Monday, 23 May 2011

Bankers Pay – Let’s Learn From The Fat-Cats! / Iain Lovatt, Blue Sheep

RBS, that little institution we all feel a lot closer to nowadays, recently announced a bumper wage for its top man of nearly £8M.
But if we take a closer look at these people, we may begin to understand the rationale behind their huge salaries. Firstly, there are not that many of them. Like superstars and footballers they are few and far between and arguably equally as talented in their respective occupations.

Secondly, they have a great deal of responsibility. RBS Group, for example, employs around 148,000 people. These employees in turn earn salaries and pay their taxes benefitting the broader economy. Thirdly, as a percentage of the bank’s turnover of £40 billion, it isn’t out of kilter. You may consider this viewpoint controversial – particularly as the banking fraternity has a lot to answer for, however, the parallel with customer engagement is a compelling one. If nothing else let’s see how we can learn and benefit from the fat–cats! RBS also admitted it paid 323 code staff – those deemed to be in risk-sensitive roles – £375m last year. Astonishing? Well for the average bank account holder, on the face of it, maybe so. But then we are sometimes quick to vilify people who are paid vast amounts of money – for what seems to be just doing a job.

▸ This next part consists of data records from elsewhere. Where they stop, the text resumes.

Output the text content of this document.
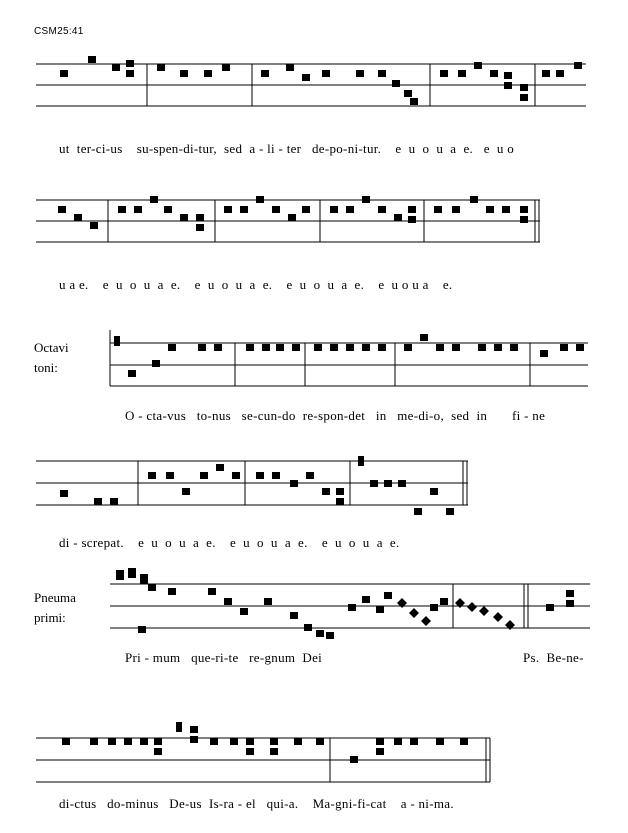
CSM25:41
ut  ter-ci-us    su-spen-di-tur,  sed  a - li - ter   de-po-ni-tur.    e  u  o  u  a  e.   e  u o
u a e.    e  u  o  u  a  e.    e  u  o  u  a  e.    e  u  o  u  a  e.    e  u o u a    e.
Octavi
toni:
O - cta-vus   to-nus   se-cun-do  re-spon-det   in   me-di-o,  sed  in       fi - ne
di - screpat.    e  u  o  u  a  e.    e  u  o  u  a  e.    e  u  o  u  a  e.
Pneuma
primi:
Pri - mum   que-ri-te   re-gnum  Dei	Ps.  Be-ne-
di-ctus   do-minus   De-us  Is-ra - el   qui-a.    Ma-gni-fi-cat    a - ni-ma.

Most B2B businesses have customers that vary in importance. What I mean by this is their real value in terms of the bottom line. Typically, very few of these relationships tend to be special. These are the customers that you treasure above all others because they represent the very life-blood of your existence. Like bankers, you pay them the most attention, you offer them the best conditions and ensure the service they receive is second to none. You do this because of fear of them reducing the level of business they give you or worse still, the possibility of them moving to your competitors. This isn’t a far cry from the banker’s situation if you consider the analogy.
They are considered by their employers so critical to their business that they earn the right to be treated as something special and this includes writing their own pay checks. It is classic supply and demand. Customer relationships are no different in this regard (and some drive a hard bargain for the privilege!). Some are very special and others are less so. With bankers, they earn the right to hold their positions through knowledge, experience and proven ability to delver results.
 The 80-20 principle
They are quantifiable. For businesses, the process of quantifying customers isn’t always so clear cut but it is something you can address to introduce a step change in your business. If you have scanned my uttering’s before, you will know that I am a disciple of Pareto. The 80-20 principle is often so apt for many of the organisations I have dealt with over the years. And it’s the 20% of customers that drive the 80% of your business we need to focus on to make a difference.
Don’t be afraid to look at your customer base with a brutal eye because you may find the reality of some business relationships sobering. So, if you were running a bank and hiring the staff, you would want the best people in charge and this might entail interviewing people that had all the boxes ticked in the relevant areas. What you would end up with is a list of the best of the best to choose from. Wouldn’t it be great if you could choose your customers on the same basis? Well, you might be surprised to know that you can.
If you picture your customers standing side by side in a line ranging from your best at one end to your worst at the other, you would see firstly that customers are different. This may appear to be a somewhat obvious point but the reality is that many businesses are blinkered to this fact and attempt to treat all customers the same – and often to their detriment. It doesn’t make any sense.
If you attempt to offer a gold-star service to all-comers the likelihood is that service will be reduced to average. Rather then offering a base line standard and commensurate service from this point onwards – many opt to lower the bar for everyone and this is surely not what your best customers will expect. To create our imaginary line, we must first categorise each and every customer based on what is determined as being valuable to your business. This again is an important variable because some customers may have low-level relationships with your business but could ultimately become your best customers. So, gathering the correct information that will allow meaningful analysis to be undertaken and profiles to be built is paramount.
Money Mapping
At Blue Sheep, we call this process of ‘value’ analysis Money Mapping. It assigns a monetary value to each and every customer. They can then be placed on the imaginary line according to their true value from the very best Treasure Accounts to the very worst which we term Avoid accounts.
Now, if we know who our Treasure Accounts are and what profiles they exhibit on their CV’s, we are in a position to find others that match the same or similar criteria with the knowledge that they represent the customers you would want and the reasons why. These prospective customers are also likely to recognise the synergies that exist and naturally gravitate to your business – after all, like attracts like.

Taking a positive step towards understanding your customers puts you in the driving seat to shape future relationships. Seek those Treasure Accounts, develop strategies for nurturing and retaining them and finding more of them. Be brutal with Avoid customers as they stand to hold your business back, cost you money and impact your desired service level. It’s a tough commercial world and winners look firstly at what customers they have and how best to manage them. So, what can we learn from the fat-cats in the finance industry?

Well, it’s all about investing in the right people that will ultimately make the difference between bankrupt, average or great. Great customers are like top bankers – they may be thin on the ground and enormously demanding but you are always better off with a small number of good ones!